À titre de comparaison, Chelsea, vainqueur de la compétition, a disposé de 13 jours de préparation — ce qui est toujours bien en deçà des recommandations. Les experts en haute performance préconisent pourtant 28 jours de repos complets et 28 jours supplémentaires de préparation pour permettre une récupération optimale.

Des chiffres alarmants pour les joueurs évoluant en France

L’étude, qui a analysé les données de 1 500 joueurs masculins en collaboration avec 70 experts médicaux et de la performance, révèle des statistiques préoccupantes :

  • Seulement 9% des participants à la Copa América évoluant dans les cinq grands championnats européens (Ligue 1 comprise) ont bénéficié des 28 jours de repos recommandés avant la saison
  • Pour l’Euro 2024, ce chiffre monte légèrement à 14%, mais reste largement insuffisant
  • Après les tournois, la situation empire : seuls 4% des joueurs de Copa América et 15% de ceux de l’Euro ont eu une présaison adéquate

Congestion et déplacements : des risques multipliés

Selon les recherches scientifiques, les risques pour la santé deviennent disproportionnés lorsque les joueurs enchaînent des périodes prolongées avec deux matchs par semaine. Plusieurs stars ont ainsi disputé plus de 50 matchs la saison dernière, dont beaucoup avec moins de cinq jours de récupération entre deux rencontres.

Les joueurs sud-américains évoluant en Europe sont particulièrement exposés. Le temps de récupération après un match international est souvent inférieur à 48 heures, bien en deçà des recommandations.
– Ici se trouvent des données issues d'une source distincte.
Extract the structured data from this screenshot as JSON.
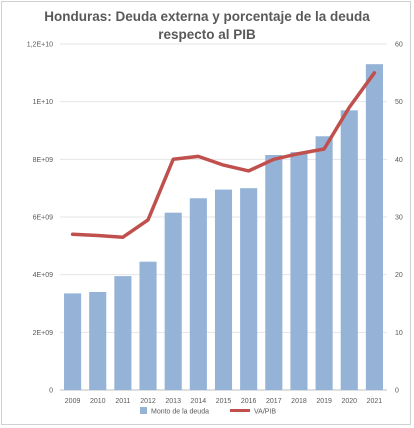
{
  "chart_data": {
    "type": "bar+line",
    "title": "Honduras: Deuda externa y porcentaje de la deuda respecto al PIB",
    "categories": [
      "2009",
      "2010",
      "2011",
      "2012",
      "2013",
      "2014",
      "2015",
      "2016",
      "2017",
      "2018",
      "2019",
      "2020",
      "2021"
    ],
    "series": [
      {
        "name": "Monto de la deuda",
        "type": "bar",
        "axis": "left",
        "color": "#95b3d7",
        "values": [
          3350000000.0,
          3400000000.0,
          3950000000.0,
          4450000000.0,
          6150000000.0,
          6650000000.0,
          6950000000.0,
          7000000000.0,
          8150000000.0,
          8250000000.0,
          8800000000.0,
          9700000000.0,
          11300000000.0
        ]
      },
      {
        "name": "VA/PIB",
        "type": "line",
        "axis": "right",
        "color": "#c0504d",
        "values": [
          27.0,
          26.8,
          26.5,
          29.5,
          40.0,
          40.5,
          39.0,
          38.0,
          40.0,
          41.0,
          41.8,
          49.0,
          55.0
        ]
      }
    ],
    "left_axis": {
      "ylim": [
        0,
        12000000000
      ],
      "ticks": [
        0,
        2000000000,
        4000000000,
        6000000000,
        8000000000,
        10000000000,
        12000000000
      ],
      "tick_labels": [
        "0",
        "2E+09",
        "4E+09",
        "6E+09",
        "8E+09",
        "1E+10",
        "1,2E+10"
      ]
    },
    "right_axis": {
      "ylim": [
        0,
        60
      ],
      "ticks": [
        0,
        10,
        20,
        30,
        40,
        50,
        60
      ],
      "tick_labels": [
        "0",
        "10",
        "20",
        "30",
        "40",
        "50",
        "60"
      ]
    },
    "grid": true,
    "legend_position": "bottom"
  }
}
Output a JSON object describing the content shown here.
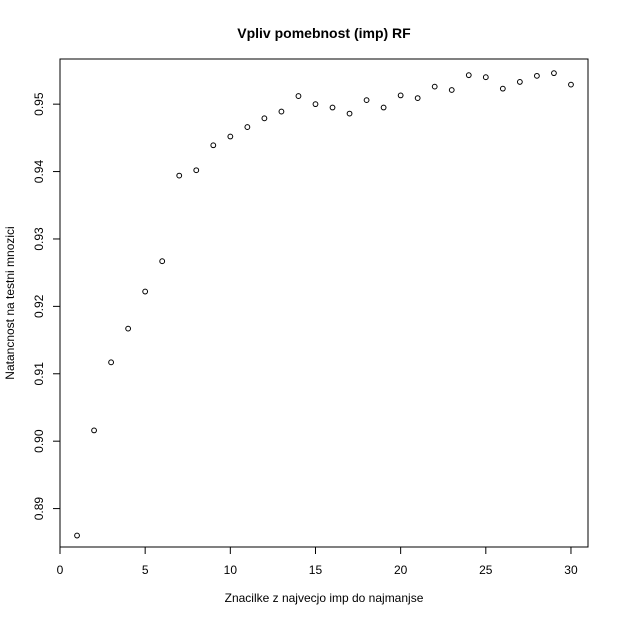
{
  "chart_data": {
    "type": "scatter",
    "title": "Vpliv pomebnost (imp) RF",
    "xlabel": "Znacilke z najvecjo imp do najmanjse",
    "ylabel": "Natancnost na testni mnozici",
    "xlim": [
      0.0,
      31.0
    ],
    "ylim": [
      0.8843,
      0.9567
    ],
    "x_ticks": [
      0,
      5,
      10,
      15,
      20,
      25,
      30
    ],
    "y_ticks": [
      0.89,
      0.9,
      0.91,
      0.92,
      0.93,
      0.94,
      0.95
    ],
    "y_tick_labels": [
      "0.89",
      "0.90",
      "0.91",
      "0.92",
      "0.93",
      "0.94",
      "0.95"
    ],
    "grid": false,
    "marker": "open-circle",
    "x": [
      1,
      2,
      3,
      4,
      5,
      6,
      7,
      8,
      9,
      10,
      11,
      12,
      13,
      14,
      15,
      16,
      17,
      18,
      19,
      20,
      21,
      22,
      23,
      24,
      25,
      26,
      27,
      28,
      29,
      30
    ],
    "y": [
      0.886,
      0.9016,
      0.9117,
      0.9167,
      0.9222,
      0.9267,
      0.9394,
      0.9402,
      0.9439,
      0.9452,
      0.9466,
      0.9479,
      0.9489,
      0.9512,
      0.95,
      0.9495,
      0.9486,
      0.9506,
      0.9495,
      0.9513,
      0.9509,
      0.9526,
      0.9521,
      0.9543,
      0.954,
      0.9523,
      0.9533,
      0.9542,
      0.9546,
      0.9529
    ]
  }
}
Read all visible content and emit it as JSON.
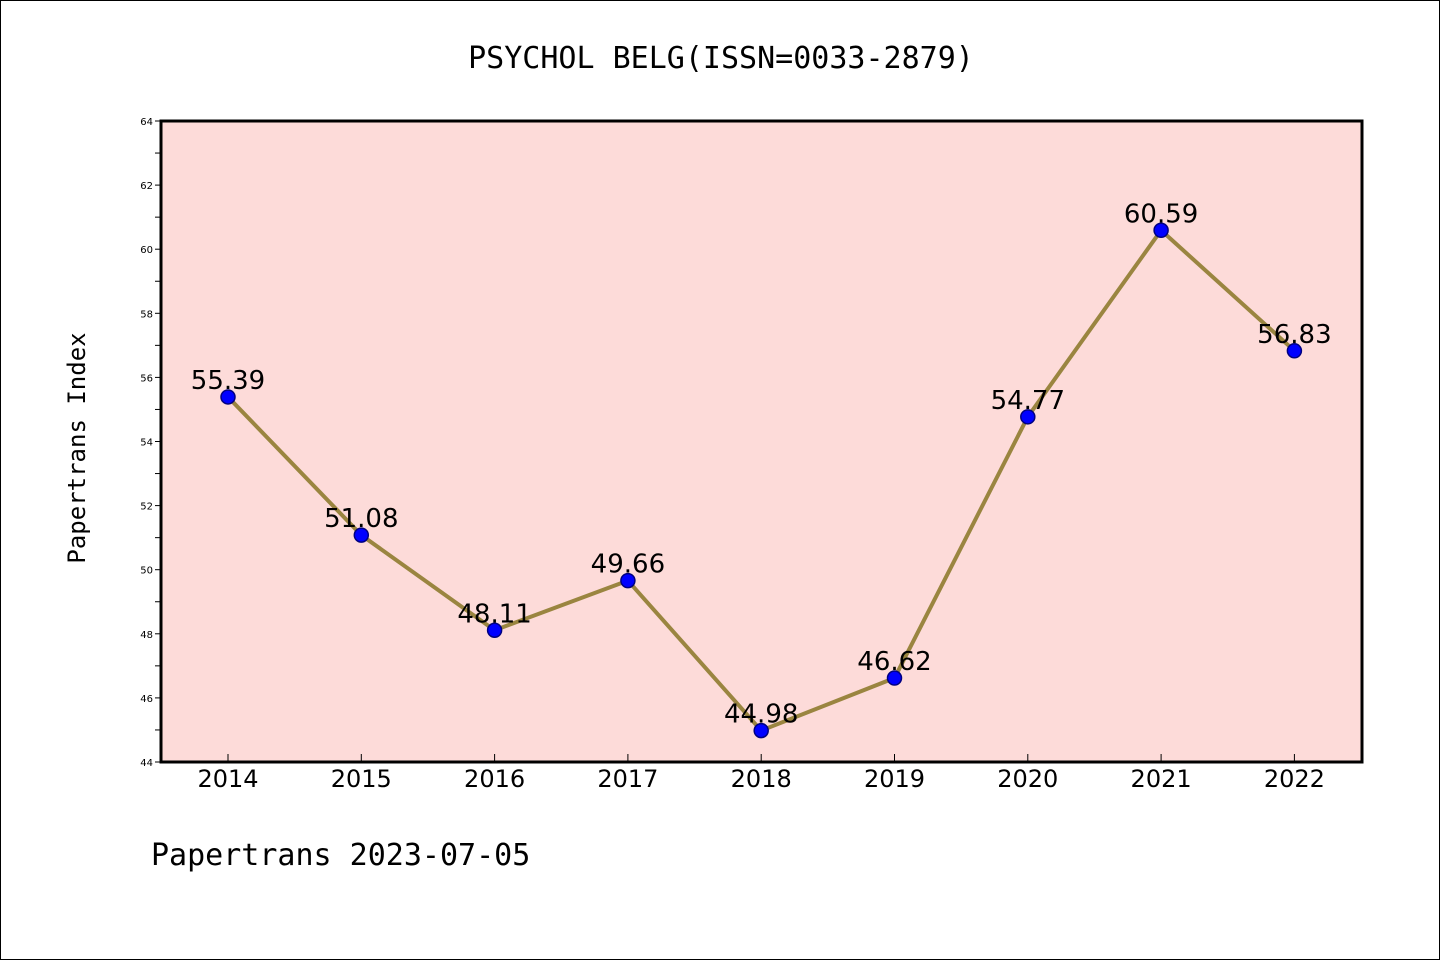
{
  "chart_data": {
    "type": "line",
    "title": "PSYCHOL BELG(ISSN=0033-2879)",
    "xlabel": "",
    "ylabel": "Papertrans Index",
    "footer": "Papertrans 2023-07-05",
    "categories": [
      "2014",
      "2015",
      "2016",
      "2017",
      "2018",
      "2019",
      "2020",
      "2021",
      "2022"
    ],
    "values": [
      55.39,
      51.08,
      48.11,
      49.66,
      44.98,
      46.62,
      54.77,
      60.59,
      56.83
    ],
    "value_labels": [
      "55.39",
      "51.08",
      "48.11",
      "49.66",
      "44.98",
      "46.62",
      "54.77",
      "60.59",
      "56.83"
    ],
    "ylim": [
      44,
      64
    ],
    "yticks": [
      44,
      46,
      48,
      50,
      52,
      54,
      56,
      58,
      60,
      62,
      64
    ],
    "grid": false,
    "legend": "none",
    "colors": {
      "plot_background": "#fddbd9",
      "line": "#9a8540",
      "marker": "#0000ff",
      "marker_edge": "#000080"
    }
  }
}
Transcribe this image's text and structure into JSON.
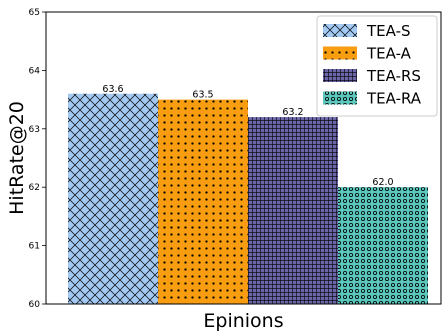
{
  "chart_data": {
    "type": "bar",
    "xlabel": "Epinions",
    "ylabel": "HitRate@20",
    "ylim": [
      60,
      65
    ],
    "yticks": [
      60,
      61,
      62,
      63,
      64,
      65
    ],
    "grid": false,
    "legend_position": "top-right",
    "series": [
      {
        "name": "TEA-S",
        "values": [
          63.6
        ],
        "color": "#a3c8f2",
        "hatch": "crosshatch-diagonal",
        "value_label": "63.6"
      },
      {
        "name": "TEA-A",
        "values": [
          63.5
        ],
        "color": "#f79d0f",
        "hatch": "dots",
        "value_label": "63.5"
      },
      {
        "name": "TEA-RS",
        "values": [
          63.2
        ],
        "color": "#6b66a8",
        "hatch": "grid",
        "value_label": "63.2"
      },
      {
        "name": "TEA-RA",
        "values": [
          62.0
        ],
        "color": "#5cc7bd",
        "hatch": "rings",
        "value_label": "62.0"
      }
    ]
  }
}
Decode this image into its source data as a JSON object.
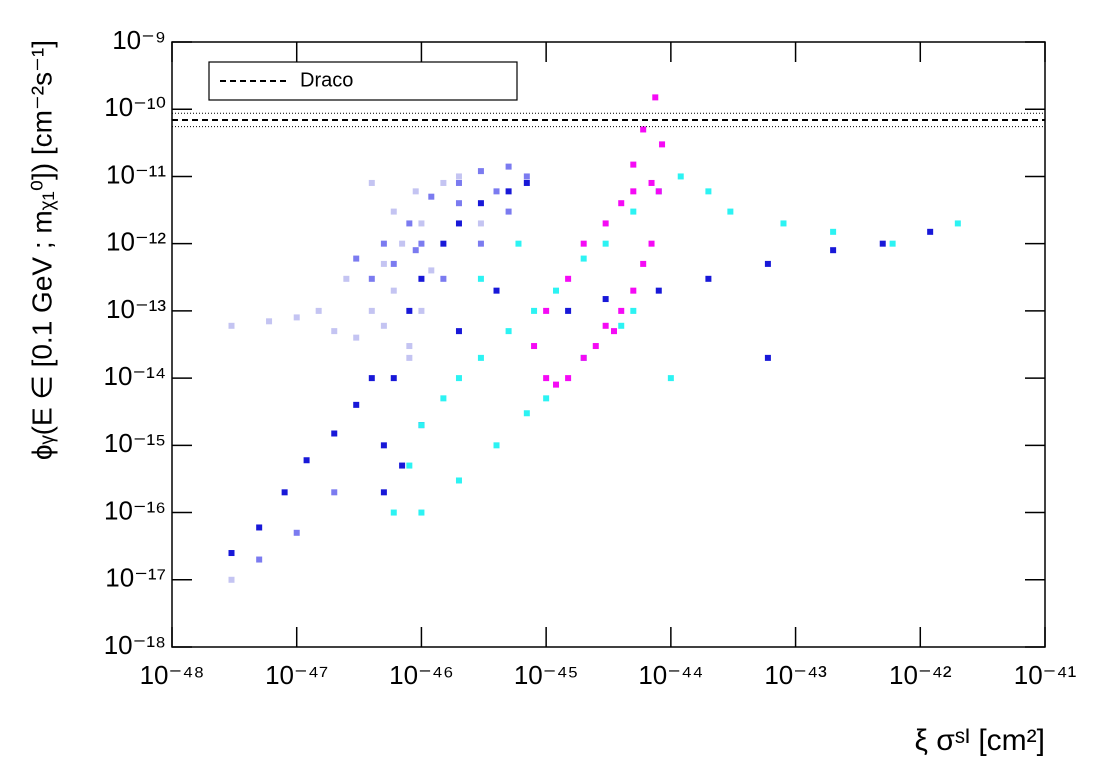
{
  "chart_data": {
    "type": "scatter",
    "log_x": true,
    "log_y": true,
    "x_label": "ξ σˢᴵ [cm²]",
    "y_label": "ϕᵧ(E ∈ [0.1 GeV ; mᵪ₁⁰]) [cm⁻²s⁻¹]",
    "xlim": [
      1e-48,
      1e-41
    ],
    "ylim": [
      1e-18,
      1e-09
    ],
    "xticks": [
      {
        "value": 1e-48,
        "label": "10⁻⁴⁸"
      },
      {
        "value": 1e-47,
        "label": "10⁻⁴⁷"
      },
      {
        "value": 1e-46,
        "label": "10⁻⁴⁶"
      },
      {
        "value": 1e-45,
        "label": "10⁻⁴⁵"
      },
      {
        "value": 1e-44,
        "label": "10⁻⁴⁴"
      },
      {
        "value": 1e-43,
        "label": "10⁻⁴³"
      },
      {
        "value": 1e-42,
        "label": "10⁻⁴²"
      },
      {
        "value": 1e-41,
        "label": "10⁻⁴¹"
      }
    ],
    "yticks": [
      {
        "value": 1e-18,
        "label": "10⁻¹⁸"
      },
      {
        "value": 1e-17,
        "label": "10⁻¹⁷"
      },
      {
        "value": 1e-16,
        "label": "10⁻¹⁶"
      },
      {
        "value": 1e-15,
        "label": "10⁻¹⁵"
      },
      {
        "value": 1e-14,
        "label": "10⁻¹⁴"
      },
      {
        "value": 1e-13,
        "label": "10⁻¹³"
      },
      {
        "value": 1e-12,
        "label": "10⁻¹²"
      },
      {
        "value": 1e-11,
        "label": "10⁻¹¹"
      },
      {
        "value": 1e-10,
        "label": "10⁻¹⁰"
      },
      {
        "value": 1e-09,
        "label": "10⁻⁹"
      }
    ],
    "reference_line": {
      "name": "Draco",
      "value": 6.9e-11,
      "low": 5.5e-11,
      "high": 8.7e-11,
      "color": "#000000"
    },
    "series": [
      {
        "color": "#c4c4f2",
        "x": [
          3e-48,
          6e-48,
          1e-47,
          1.5e-47,
          2e-47,
          3e-47,
          5e-47,
          8e-47,
          4e-47,
          6e-47,
          1e-46,
          5e-47,
          7e-47,
          1e-46,
          6e-47,
          9e-47,
          1.5e-46,
          2e-46,
          1.2e-46,
          3e-46,
          3e-48,
          4e-47,
          2.5e-47,
          8e-47
        ],
        "values": [
          6e-14,
          7e-14,
          8e-14,
          1e-13,
          5e-14,
          4e-14,
          6e-14,
          3e-14,
          1e-13,
          2e-13,
          1e-13,
          5e-13,
          1e-12,
          2e-12,
          3e-12,
          6e-12,
          8e-12,
          1e-11,
          4e-13,
          2e-12,
          1e-17,
          8e-12,
          3e-13,
          2e-14
        ]
      },
      {
        "color": "#7b7bf0",
        "x": [
          5e-48,
          1e-47,
          2e-47,
          3e-47,
          5e-47,
          8e-47,
          1.2e-46,
          2e-46,
          3e-46,
          5e-46,
          7e-46,
          4e-47,
          6e-47,
          1e-46,
          2e-46,
          4e-46,
          1.5e-46,
          9e-47,
          3e-46,
          5e-46
        ],
        "values": [
          2e-17,
          5e-17,
          2e-16,
          6e-13,
          1e-12,
          2e-12,
          5e-12,
          8e-12,
          1.2e-11,
          1.4e-11,
          1e-11,
          3e-13,
          5e-13,
          1e-12,
          4e-12,
          6e-12,
          3e-13,
          8e-13,
          1e-12,
          3e-12
        ]
      },
      {
        "color": "#1818d8",
        "x": [
          3e-48,
          5e-48,
          8e-48,
          1.2e-47,
          2e-47,
          3e-47,
          4e-47,
          5e-47,
          5e-47,
          6e-47,
          8e-47,
          1e-46,
          1.5e-46,
          2e-46,
          3e-46,
          5e-46,
          7e-46,
          4e-46,
          2e-46,
          1e-46,
          7e-47,
          1.5e-45,
          3e-45,
          8e-45,
          2e-44,
          6e-44,
          2e-43,
          5e-43,
          1.2e-42,
          6e-44
        ],
        "values": [
          2.5e-17,
          6e-17,
          2e-16,
          6e-16,
          1.5e-15,
          4e-15,
          1e-14,
          2e-16,
          1e-15,
          1e-14,
          1e-13,
          3e-13,
          1e-12,
          2e-12,
          4e-12,
          6e-12,
          8e-12,
          2e-13,
          5e-14,
          2e-15,
          5e-16,
          1e-13,
          1.5e-13,
          2e-13,
          3e-13,
          5e-13,
          8e-13,
          1e-12,
          1.5e-12,
          2e-14
        ]
      },
      {
        "color": "#2cf3f3",
        "x": [
          6e-47,
          8e-47,
          1e-46,
          1.5e-46,
          2e-46,
          3e-46,
          5e-46,
          8e-46,
          1.2e-45,
          2e-45,
          3e-45,
          5e-45,
          8e-45,
          1.2e-44,
          2e-44,
          1e-46,
          2e-46,
          4e-46,
          7e-46,
          1e-45,
          2e-45,
          4e-45,
          6e-46,
          3e-46,
          3e-44,
          8e-44,
          2e-43,
          6e-43,
          2e-42,
          1e-44,
          5e-45
        ],
        "values": [
          1e-16,
          5e-16,
          2e-15,
          5e-15,
          1e-14,
          2e-14,
          5e-14,
          1e-13,
          2e-13,
          6e-13,
          1e-12,
          3e-12,
          6e-12,
          1e-11,
          6e-12,
          1e-16,
          3e-16,
          1e-15,
          3e-15,
          5e-15,
          2e-14,
          6e-14,
          1e-12,
          3e-13,
          3e-12,
          2e-12,
          1.5e-12,
          1e-12,
          2e-12,
          1e-14,
          1e-13
        ]
      },
      {
        "color": "#f50af5",
        "x": [
          8e-46,
          1e-45,
          1.2e-45,
          1.5e-45,
          2e-45,
          2.5e-45,
          3e-45,
          4e-45,
          5e-45,
          6e-45,
          7e-45,
          8e-45,
          1e-45,
          1.5e-45,
          2e-45,
          3e-45,
          4e-45,
          5e-45,
          7e-45,
          6e-45,
          7.5e-45,
          8.5e-45,
          5e-45,
          3.5e-45
        ],
        "values": [
          3e-14,
          1e-14,
          8e-15,
          1e-14,
          2e-14,
          3e-14,
          6e-14,
          1e-13,
          2e-13,
          5e-13,
          1e-12,
          6e-12,
          1e-13,
          3e-13,
          1e-12,
          2e-12,
          4e-12,
          6e-12,
          8e-12,
          5e-11,
          1.5e-10,
          3e-11,
          1.5e-11,
          5e-14
        ]
      }
    ]
  }
}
L’Argentin Enzo Fernandez (Chelsea) symbolise ce fardeau avec 195 heures de voyage lors de 29 déplacements couvrant 149 010 kilomètres sur une saison.

Le football à la traîne par rapport aux autres sports

Maheta Molango, président du syndicat anglais PFA, et membre du conseil d’administration de la FIFPro, dénonce : « Les joueurs se blessent ou ne sont pas en mesure de donner le meilleur d’eux-mêmes parce qu’ils sont poussés dans leurs derniers retranchements. »

Le contraste avec d’autres sports professionnels est saisissant :

  • Les joueurs de NBA bénéficient de 14 semaines de repos
  • Ceux de la Major League Baseball ont 15 semaines
  • L’AFL australienne accorde également 14 semaines

Le Dr Darren Burgess, président du réseau consultatif de haute performance de la FIFPro, explique : « Si vous n’avez pas assez d’intersaison, vous ne donnez pas à votre corps suffisamment de temps pour se régénérer mentalement et physiquement. L’absence de présaison empêche les joueurs de se préparer rigoureusement, ce qui conduit au pire à des blessures, et au mieux à une capacité de performance réduite. »

Les jeunes joueurs particulièrement vulnérables

L’étude identifie des besoins spécifiques pour les joueurs de moins de 18 ans, mais la prudence n’est pas de mise. Lamine Yamal a ainsi disputé 130 matches avant son 18e anniversaire, tandis qu’Archie Gray a participé à 80 rencontres à seulement 19 ans.

Le Dr Burgess met en garde : « Les plaques de croissance, les tendons et les ligaments restent vulnérables pendant ces années. Une course à grande vitesse excessive ou des fenêtres de récupération courtes peuvent entraîner des dommages structurels à long terme, sans compter les conséquences psychologiques. »

Un exemple extrême

Le défenseur de Bayern Munich Min-Jae Kim incarne les dérives actuelles : il a enchaîné 73 jours de matches consécutifs jusqu’à mi-décembre 2024, avec un match tous les 3,6 jours en moyenne, tout en jouant une grande partie de la saison avec une blessure au tendon d’Achille.

Chris Wood, capitaine néo-zélandais et membre du Conseil mondial des joueurs, résume la situation : « Il est essentiel de disposer d’une période de récupération qui permette au corps de s’adapter. Nous devons prendre soin de notre corps à long terme. »

Le rapport de la saison 2024/25, intitulé  » Surmenés et sous-protégés : L’impact sur la santé et la performance des joueurs «  utilise les données de 1 500 joueurs de football masculin suivis sur la plateforme de suivi de la charge de travail des joueurs de la FIFPRO, en comparant leur repos et leur récupération aux recommandations de 70 experts médicaux et de la performance travaillant pour des clubs et des équipes nationales.